9. “Both control and choline groups of mice were injected many times. Does this procedure itself (in control) influence on detected parameters? Can authors compare control injected group vs intact mice?”

Response: A subset of control rats were not injected to determine the effect of repeated handling/injections on LTP. There was no significant difference in the amount of LTP in control male or female offspring so these groups (non-handled and injected) were combined and noted in the methods section.

10. “It will be helpful if choline levels in brain as well as liver and skeletal muscles were estimated in PNEE vs control groups and effects of choline treatment on this were assessed.”

Response: Previously, we have not found that PNEE changes choline levels in the fetus or offspring brain or liver, although there may be transient changes in metabolites during intoxication. We have not examined levels in skeletal muscles. We agree that this would be an interesting to investigate and will consider in future studies, although this would be outside the scope of the present study.

11. “Fig.2. As I can understand there are pared pulse facilitation and depression depending on inter-pulse intervals. Since to test short-term plasticity different intervals should be tested to have a possibility to judge about this type of plasticity. I cannot catch why authors used only one time in this case (and under these conditions the ratio of P2/P1 in control and PNEE groups was similar and close to 1).”

Response: While we agree that different intertrain intervals (ITI) can be utilized to determine changes in short term plasticity across of spectrum of protocols, it is however common to utilize one paired-pulse test between 50-100 ms as an indirect method to assess changes in presynaptic transmitter release. This time interval is preferred because ITIs shorter than this are contaminated by the initial pulse, whereas longer ITIs allow sufficient time for presynaptic calcium to disperse. Thus, the ITI used in these studies reflects best practice for this brain region and has been used in several previous publications by our laboratory.

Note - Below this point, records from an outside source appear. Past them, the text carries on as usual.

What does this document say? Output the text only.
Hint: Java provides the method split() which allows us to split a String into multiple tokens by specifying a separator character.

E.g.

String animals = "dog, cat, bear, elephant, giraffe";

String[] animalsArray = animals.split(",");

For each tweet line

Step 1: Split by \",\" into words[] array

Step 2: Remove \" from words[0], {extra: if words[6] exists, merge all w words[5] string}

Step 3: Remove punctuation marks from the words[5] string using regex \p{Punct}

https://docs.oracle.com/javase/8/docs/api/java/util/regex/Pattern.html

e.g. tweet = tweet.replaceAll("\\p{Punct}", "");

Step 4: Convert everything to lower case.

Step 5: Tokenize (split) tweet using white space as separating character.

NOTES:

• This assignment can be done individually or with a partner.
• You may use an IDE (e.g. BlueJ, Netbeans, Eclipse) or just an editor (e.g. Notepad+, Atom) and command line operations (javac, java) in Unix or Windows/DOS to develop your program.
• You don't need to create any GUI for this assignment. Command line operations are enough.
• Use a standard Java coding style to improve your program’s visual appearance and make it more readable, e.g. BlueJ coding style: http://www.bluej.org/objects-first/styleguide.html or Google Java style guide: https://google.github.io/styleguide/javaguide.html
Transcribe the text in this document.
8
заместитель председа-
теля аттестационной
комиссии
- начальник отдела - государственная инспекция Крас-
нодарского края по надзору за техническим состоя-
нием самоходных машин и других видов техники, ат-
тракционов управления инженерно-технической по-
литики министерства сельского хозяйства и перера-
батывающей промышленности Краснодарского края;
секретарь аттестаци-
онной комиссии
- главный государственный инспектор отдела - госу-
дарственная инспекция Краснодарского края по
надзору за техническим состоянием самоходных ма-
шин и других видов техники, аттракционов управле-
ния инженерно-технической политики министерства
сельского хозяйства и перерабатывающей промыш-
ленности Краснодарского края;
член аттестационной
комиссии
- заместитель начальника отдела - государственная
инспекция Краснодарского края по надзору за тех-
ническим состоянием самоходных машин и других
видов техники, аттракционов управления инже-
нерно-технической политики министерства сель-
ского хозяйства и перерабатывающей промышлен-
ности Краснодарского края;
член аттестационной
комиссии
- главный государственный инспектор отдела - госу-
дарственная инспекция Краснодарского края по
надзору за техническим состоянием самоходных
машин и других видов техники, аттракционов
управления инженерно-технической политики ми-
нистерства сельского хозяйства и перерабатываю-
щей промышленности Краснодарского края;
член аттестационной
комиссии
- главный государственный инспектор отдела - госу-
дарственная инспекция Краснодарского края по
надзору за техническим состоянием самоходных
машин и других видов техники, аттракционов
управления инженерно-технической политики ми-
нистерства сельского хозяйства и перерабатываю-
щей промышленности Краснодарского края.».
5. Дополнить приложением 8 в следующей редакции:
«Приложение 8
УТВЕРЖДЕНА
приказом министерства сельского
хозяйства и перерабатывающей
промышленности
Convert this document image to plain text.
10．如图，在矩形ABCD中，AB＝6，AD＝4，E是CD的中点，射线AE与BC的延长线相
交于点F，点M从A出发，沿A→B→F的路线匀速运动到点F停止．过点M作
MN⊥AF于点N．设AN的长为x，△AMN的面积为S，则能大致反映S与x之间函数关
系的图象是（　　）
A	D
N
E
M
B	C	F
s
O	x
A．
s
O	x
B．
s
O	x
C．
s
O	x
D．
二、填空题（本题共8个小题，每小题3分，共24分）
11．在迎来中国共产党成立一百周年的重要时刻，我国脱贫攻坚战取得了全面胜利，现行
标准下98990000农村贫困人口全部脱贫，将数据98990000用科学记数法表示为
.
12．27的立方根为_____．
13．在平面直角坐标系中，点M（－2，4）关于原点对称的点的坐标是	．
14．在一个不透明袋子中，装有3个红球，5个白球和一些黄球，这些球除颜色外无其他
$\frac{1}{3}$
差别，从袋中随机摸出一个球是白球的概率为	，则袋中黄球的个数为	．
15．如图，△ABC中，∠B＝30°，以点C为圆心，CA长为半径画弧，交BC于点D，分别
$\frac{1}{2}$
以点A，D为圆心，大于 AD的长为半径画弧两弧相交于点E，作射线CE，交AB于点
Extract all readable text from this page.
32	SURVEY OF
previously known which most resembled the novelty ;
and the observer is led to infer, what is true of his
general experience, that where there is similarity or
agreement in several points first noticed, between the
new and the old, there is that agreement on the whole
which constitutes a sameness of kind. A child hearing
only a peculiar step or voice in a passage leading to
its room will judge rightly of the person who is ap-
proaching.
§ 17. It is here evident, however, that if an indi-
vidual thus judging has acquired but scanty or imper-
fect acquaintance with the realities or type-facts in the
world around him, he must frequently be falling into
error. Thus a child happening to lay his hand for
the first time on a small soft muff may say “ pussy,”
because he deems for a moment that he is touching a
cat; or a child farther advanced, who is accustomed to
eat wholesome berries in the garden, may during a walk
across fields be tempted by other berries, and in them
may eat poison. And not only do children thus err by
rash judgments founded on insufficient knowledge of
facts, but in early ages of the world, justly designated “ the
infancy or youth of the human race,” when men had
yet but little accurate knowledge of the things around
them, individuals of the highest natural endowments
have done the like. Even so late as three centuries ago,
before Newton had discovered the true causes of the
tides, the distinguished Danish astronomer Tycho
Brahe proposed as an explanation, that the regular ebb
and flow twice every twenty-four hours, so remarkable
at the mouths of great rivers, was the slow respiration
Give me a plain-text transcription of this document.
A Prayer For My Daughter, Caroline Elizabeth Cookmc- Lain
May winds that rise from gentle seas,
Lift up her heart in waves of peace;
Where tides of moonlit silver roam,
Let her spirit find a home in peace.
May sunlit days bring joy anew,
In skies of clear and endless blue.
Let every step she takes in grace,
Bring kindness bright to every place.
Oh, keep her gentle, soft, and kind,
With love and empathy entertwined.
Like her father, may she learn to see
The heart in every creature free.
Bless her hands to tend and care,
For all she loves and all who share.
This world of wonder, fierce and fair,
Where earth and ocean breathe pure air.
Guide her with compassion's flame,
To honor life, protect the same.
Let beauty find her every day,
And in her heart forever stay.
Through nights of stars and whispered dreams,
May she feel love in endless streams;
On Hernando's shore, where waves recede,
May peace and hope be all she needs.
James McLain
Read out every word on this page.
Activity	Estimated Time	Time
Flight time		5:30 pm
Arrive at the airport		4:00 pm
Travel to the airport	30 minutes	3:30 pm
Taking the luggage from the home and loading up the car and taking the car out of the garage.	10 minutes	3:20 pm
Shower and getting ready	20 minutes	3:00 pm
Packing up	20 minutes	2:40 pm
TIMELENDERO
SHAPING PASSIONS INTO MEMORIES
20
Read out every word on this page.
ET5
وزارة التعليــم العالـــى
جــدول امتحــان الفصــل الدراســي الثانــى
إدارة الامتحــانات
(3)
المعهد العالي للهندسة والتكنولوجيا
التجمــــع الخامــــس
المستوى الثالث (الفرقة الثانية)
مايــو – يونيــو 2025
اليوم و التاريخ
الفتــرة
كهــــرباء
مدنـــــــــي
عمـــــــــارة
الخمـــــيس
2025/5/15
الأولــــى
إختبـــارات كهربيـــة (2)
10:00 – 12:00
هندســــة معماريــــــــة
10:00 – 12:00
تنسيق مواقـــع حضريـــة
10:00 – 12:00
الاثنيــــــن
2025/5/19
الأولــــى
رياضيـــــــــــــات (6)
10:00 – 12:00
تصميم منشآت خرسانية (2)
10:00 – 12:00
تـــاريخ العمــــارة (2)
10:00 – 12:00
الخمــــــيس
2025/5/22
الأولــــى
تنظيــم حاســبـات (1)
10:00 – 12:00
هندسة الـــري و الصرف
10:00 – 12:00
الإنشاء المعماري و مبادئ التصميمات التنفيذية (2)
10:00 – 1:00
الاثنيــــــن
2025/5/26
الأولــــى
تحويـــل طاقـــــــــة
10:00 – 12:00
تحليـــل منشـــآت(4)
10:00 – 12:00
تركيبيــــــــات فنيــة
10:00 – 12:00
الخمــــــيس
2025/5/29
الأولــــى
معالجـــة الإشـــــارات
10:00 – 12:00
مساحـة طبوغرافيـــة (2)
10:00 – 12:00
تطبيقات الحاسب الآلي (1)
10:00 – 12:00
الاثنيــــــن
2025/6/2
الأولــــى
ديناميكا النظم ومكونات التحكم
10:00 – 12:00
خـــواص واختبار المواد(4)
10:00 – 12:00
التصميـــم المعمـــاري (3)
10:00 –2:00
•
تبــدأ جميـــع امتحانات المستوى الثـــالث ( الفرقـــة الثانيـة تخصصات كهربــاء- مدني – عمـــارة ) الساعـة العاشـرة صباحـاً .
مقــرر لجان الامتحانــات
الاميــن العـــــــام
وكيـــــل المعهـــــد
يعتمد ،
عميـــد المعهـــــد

12. “Some behavioral tests can improve an underhanging of the relevance of choline-treatment induced synaptic changes in global brain functionality.”

Response: Behavioural tests would demonstrate the translational relevance of choline treatment on hippocampal plasticity. However, previous work from the Thomas laboratory has already demonstrated behavioural benefits of choline treatment on numerous tasks when administered either prenatally (with prenatal alcohol) or postnatally (following either prenatal or third-trimester equivalent alcohol exposure). Specifically, choline supplementation (100 mg/kg) from PD 10-30 has been shown to improve performance on numerous tasks that depend on hippocampal function in subjects exposed to developmental alcohol. Behaviors were not included in the present study, as they could influence LTP. Thus, the present study looks at baseline changes in plasticity. Studies are currently underway to examine how choline may modify the effectiveness of other treatments (i.e. exercise) for reducing FASD.

Reviewer 2 Report

In this study, the authors highlighted the role of postnatal choline supplementation in enhancing the negative effect of prenatal ethanol exposure (PNEE) on cognitive development. In particular, they analyzed hippocampal synaptic plasticity in the animal model (rats) after treatment with choline in both the control and alcohol-exposed groups.

The manuscript is generally well written and only few changes are needed. In particular:

1. As the fetus is particularly sensitive to the mother's diet during pregnancy, It would be necessary to indicate the content of the control diet.
2. An accurate revision of typing errors is recommended.

Author Response

We appreciate the efforts of the reviewer in providing insightful comments and helping to improve our manuscript. Our response to their queries are below.

Reviewer 1:

1. “As the fetus is particularly sensitive to the mother's diet during pregnancy, It would be necessary to indicate the content of the control diet.”

Response: We have added in the brand name of the solid rat chow to provide more transparency on the content of the control diet.

2. “An accurate revision of typing errors is recommended.”

Response: we have reviewed the document thoroughly to correct any missed typing errors.